Today's Papers

Econ Games

Different leads all around. The Washington Post leads with the dramatic rebound Thursday in the Asian financial markets off Wednesday’s U.S.-Japan coordinated yen buy. The Los Angeles Times goes with the U.S.’ widening monthly trade deficit for April–attributable, says the paper, to a much-reduced demand for U.S. exports among the crisis-stricken Asian economies. The LAT says the April deficit is a record, whereas the Wall Street Journal says it’s the worst since 1992. But both papers indicate it’s widely believed the numbers mean the Asian economic crisis will soon enough affect U.S. productivity and employment. The New York Times goes with word that Iraq is violating post-Gulf War U.N. sanctions on its oil trade by smuggling large quantities of oil into Turkey. The smuggling involves thousands of tanker trucks openly transporting millions of tons of fuel along roads in northern Iraq that are under U.S and allied air surveillance. Even though the U.S. has lobbied hard to keep the sanctions in place and these shipments are enriching Saddam’s government and his family, officials tell the paper that the U.S. has chosen to look the other way because the illicit trade also benefits American ally Turkey as well as the Kurds who keep Saddam Hussein from controlling Northern Iraq. USA Today leads with the aftermath of the tobacco bill’s defeat: A scaled-down Republican-sponsored House measure that neither raises cigarette prices nor offers tobacco companies legal indemnification but which would take aim at teen smoking by revoking the drivers’ licenses of teenagers caught with tobacco, as well as the determination of numerous state attorneys general to pursue their individual lawsuits.

The WP lead reports that at a Thursday news conference Japanese Prime Minister Hashimoto appeared delighted with the success of that U.S.-Japan yen buy and pledged himself ready to “do my best to help write off bad loans, achieve growth driven by domestic demand, open Japanese markets further and promote deregulation.” The paper notes that the government has provided no further details of a course of action. The Post also notes that a deputy treasury secretary and the president of the New York Federal Reserve are in Tokyo to meet with senior Japanese government officials. The main issue they confront is what to do with all the country’s banks, which are saddled with billions in bad loans. The less ambitious plan being discussed focuses mainly on ways to help the banks resolve bad loans, the more ambitious, which the Post says the U.S. is pushing, focuses on closing failing banks. Things “Today’s Papers” finds missing from the coverage: any mention or explanation of whether or not Japan has, like the United States, any sort of government-supported system of loan insurance. As well as references/analogies/disanalogies to the U.S. savings and loan crisis of the 1980s.

USAT’s front section “cover story” addresses a fact that may soon become a big issue in health care policy debates, but which is still fairly unknown to most patients and voters: in general you can’t sue your HMO for medical malpractice. The piece tells how under such an armored shield, HMOs have quite widely refused payment for second opinions and specialists. Bills changing the situation are working their way through the House and Senate. Critics, who include in their number House Majority Leader Dick Armey, argue that the change would raise health care premiums and lower coverage. The argument figures, says the story, to get louder during the fall elections.

A WP front-page story reports that the tobacco companies spent nearly three times as much on their anti-tobacco bill TV ad campaign as the health insurance companies did on their “Harry and Louise” spots.

The WSJ “Washington Wire” reports that Sen. John McCain thinks being vilified in that ad campaign may have helped his White House chances. “They’ve made me a household word,” the paper quotes McCain.

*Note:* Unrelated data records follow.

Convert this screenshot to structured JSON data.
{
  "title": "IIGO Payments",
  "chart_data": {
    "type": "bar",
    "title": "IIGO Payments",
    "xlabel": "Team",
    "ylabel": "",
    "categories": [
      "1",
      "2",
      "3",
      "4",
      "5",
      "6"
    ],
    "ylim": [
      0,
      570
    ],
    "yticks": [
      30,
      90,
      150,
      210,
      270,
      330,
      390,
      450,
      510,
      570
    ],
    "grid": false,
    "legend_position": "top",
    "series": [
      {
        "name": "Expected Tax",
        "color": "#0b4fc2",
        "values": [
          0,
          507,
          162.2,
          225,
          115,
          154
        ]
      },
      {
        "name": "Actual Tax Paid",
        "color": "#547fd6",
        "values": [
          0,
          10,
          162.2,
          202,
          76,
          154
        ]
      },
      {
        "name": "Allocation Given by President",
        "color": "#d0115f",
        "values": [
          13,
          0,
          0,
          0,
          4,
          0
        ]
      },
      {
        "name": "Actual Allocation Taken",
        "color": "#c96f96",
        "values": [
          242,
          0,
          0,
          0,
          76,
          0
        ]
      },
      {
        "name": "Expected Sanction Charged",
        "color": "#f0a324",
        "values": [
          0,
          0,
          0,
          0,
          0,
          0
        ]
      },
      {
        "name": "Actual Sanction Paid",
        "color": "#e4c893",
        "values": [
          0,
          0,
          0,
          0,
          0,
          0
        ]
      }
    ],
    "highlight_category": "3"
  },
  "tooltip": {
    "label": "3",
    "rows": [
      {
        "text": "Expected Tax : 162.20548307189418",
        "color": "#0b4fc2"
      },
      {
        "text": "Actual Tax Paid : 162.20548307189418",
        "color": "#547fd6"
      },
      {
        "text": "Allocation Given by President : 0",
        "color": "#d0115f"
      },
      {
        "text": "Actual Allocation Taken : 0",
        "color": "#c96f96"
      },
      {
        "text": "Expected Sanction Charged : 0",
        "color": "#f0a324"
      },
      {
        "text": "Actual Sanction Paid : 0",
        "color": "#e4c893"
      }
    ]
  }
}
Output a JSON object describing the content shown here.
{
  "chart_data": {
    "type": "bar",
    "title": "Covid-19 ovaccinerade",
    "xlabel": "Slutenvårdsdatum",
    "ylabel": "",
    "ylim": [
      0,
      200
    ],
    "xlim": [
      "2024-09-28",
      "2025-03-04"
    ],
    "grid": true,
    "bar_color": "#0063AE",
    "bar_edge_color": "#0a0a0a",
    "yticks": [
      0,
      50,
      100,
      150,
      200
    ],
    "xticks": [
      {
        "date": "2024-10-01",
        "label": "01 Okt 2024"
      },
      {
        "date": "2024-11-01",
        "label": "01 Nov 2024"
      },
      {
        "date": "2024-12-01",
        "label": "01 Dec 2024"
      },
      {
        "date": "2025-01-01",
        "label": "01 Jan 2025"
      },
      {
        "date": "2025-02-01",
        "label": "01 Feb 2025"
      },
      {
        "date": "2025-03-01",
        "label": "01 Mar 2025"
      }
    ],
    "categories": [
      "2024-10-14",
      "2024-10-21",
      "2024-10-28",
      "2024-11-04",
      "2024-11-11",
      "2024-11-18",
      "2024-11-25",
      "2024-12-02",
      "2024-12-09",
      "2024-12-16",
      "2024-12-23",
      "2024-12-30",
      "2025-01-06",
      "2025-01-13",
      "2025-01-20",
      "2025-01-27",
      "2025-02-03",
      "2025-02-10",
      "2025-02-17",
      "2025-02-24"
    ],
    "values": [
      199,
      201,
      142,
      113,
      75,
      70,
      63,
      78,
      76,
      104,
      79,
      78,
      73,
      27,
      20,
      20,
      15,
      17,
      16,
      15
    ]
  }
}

The NYT and WP report that the Boston Globe (which is owned by the NYT) has asked for the resignation of a columnist, Patricia Smith, a Pulitzer finalist last year, because a routine internal review determined that she had fabricated people and quotations in four of her columns this year. According to the Globe, the transgressions included an entirely made-up column purportedly about a woman dying of cancer. Smith acknowledges her “misdeeds” in her farewell column today. The Post account says that some Globe staffers are worried that the dismissal of Smith, a black woman, might have racial repercussions. Question: Do such worries have anything to do with the fact that although both stories mention the recently outed white male Stephen Glass, neither mentions black female Janet Cooke, the WP fabricator who cost her paper a Pulitzer?